Eric Sager
American Idol-watching potato chip addicts love exploding their phone bills into smithereens through the act of repeatedly voting for mildly entertaining people they view as critical cogs in the cultural ecosystem. Not enough of them voted for Blake Lewis to get him past Jordin Sparks (expectant parents, would you kindly consult dictionary.com for the correct spelling of given names before you proceed any further) in the sixth season, possibly because the American public is finally ready to let go of boy bands and synch up to the rest of Western civilization, but more likely because Lewis scared the straights into thinking he’s going to break into their houses because he likes to beatbox like some sort of wild animal.

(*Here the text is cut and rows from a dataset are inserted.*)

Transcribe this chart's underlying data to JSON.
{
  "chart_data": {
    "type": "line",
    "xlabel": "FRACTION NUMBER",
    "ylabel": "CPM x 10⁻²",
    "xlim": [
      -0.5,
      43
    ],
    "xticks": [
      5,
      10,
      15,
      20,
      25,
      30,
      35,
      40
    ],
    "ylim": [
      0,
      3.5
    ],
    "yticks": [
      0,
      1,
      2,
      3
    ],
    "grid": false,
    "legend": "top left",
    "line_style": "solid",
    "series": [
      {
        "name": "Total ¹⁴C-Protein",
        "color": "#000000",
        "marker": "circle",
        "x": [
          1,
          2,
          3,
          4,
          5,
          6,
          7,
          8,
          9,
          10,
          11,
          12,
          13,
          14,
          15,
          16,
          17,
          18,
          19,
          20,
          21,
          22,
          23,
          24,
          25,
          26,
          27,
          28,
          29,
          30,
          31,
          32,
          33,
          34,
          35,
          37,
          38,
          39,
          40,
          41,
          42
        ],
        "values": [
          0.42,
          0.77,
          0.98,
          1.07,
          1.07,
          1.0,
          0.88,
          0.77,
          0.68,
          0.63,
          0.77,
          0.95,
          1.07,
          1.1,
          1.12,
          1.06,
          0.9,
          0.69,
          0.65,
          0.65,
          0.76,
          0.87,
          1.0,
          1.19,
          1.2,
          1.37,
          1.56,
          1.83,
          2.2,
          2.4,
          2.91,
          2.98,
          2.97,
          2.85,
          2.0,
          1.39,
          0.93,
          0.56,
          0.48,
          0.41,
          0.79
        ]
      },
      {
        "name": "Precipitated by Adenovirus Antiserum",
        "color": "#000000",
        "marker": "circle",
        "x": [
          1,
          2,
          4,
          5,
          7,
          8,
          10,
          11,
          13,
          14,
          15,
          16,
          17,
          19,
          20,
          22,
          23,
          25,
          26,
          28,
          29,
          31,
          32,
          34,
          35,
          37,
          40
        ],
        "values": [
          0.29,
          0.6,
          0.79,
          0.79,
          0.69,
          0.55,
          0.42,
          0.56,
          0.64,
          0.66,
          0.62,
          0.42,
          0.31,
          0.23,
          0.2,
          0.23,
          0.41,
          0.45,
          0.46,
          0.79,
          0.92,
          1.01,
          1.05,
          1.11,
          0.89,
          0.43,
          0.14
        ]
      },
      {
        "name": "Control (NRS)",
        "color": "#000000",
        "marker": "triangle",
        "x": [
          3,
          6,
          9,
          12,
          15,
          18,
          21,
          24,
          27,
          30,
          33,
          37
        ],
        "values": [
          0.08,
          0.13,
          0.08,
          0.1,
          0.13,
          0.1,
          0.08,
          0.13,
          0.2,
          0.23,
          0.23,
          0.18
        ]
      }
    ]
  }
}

CBS Records used to use a team of 15-year-old girls to test incoming demos from bands the label was thinking of signing. If some Muffy didn’t like her assigned band within 15 seconds, the demo got thrown in the garbage. Blake Lewis might pass the 15-second test on style, but substance-wise his stuff is about as interesting as watching wood decompose. Only when he drops the coquettish Funky Bunch nonsense and Maroon 5 been-there-done-that does he make any impact, such as late in the game on the electropop sundry “1000 Miles” and, well, when he beatboxes a drum n bass rinseout on “Hate 2 Love Her.” “Gots To Get Her” may impress your great grandmother if she still remembers “Puttin’ On the Ritz.”
The reason most American Idol finalists fail is because they’re thinking Vegas before they’ve even got a couple of records in the can. Even Pitchfork.com would have to pay some props if one of these people got a contract and promptly fired the horn players in favor of, I don’t know, filth-caked winos trying to play harmonicas or something. As with all the alt-rockers getting seriously drug-addicted before their first half-cocked EP has barely cooled on the street, it’s all backward-land. Idols splash into the show-biz piranha-tank with no history or horror stories, empty husks readily vulnerable to extinction when computer animation designers finally achieve genuinely hot-looking people.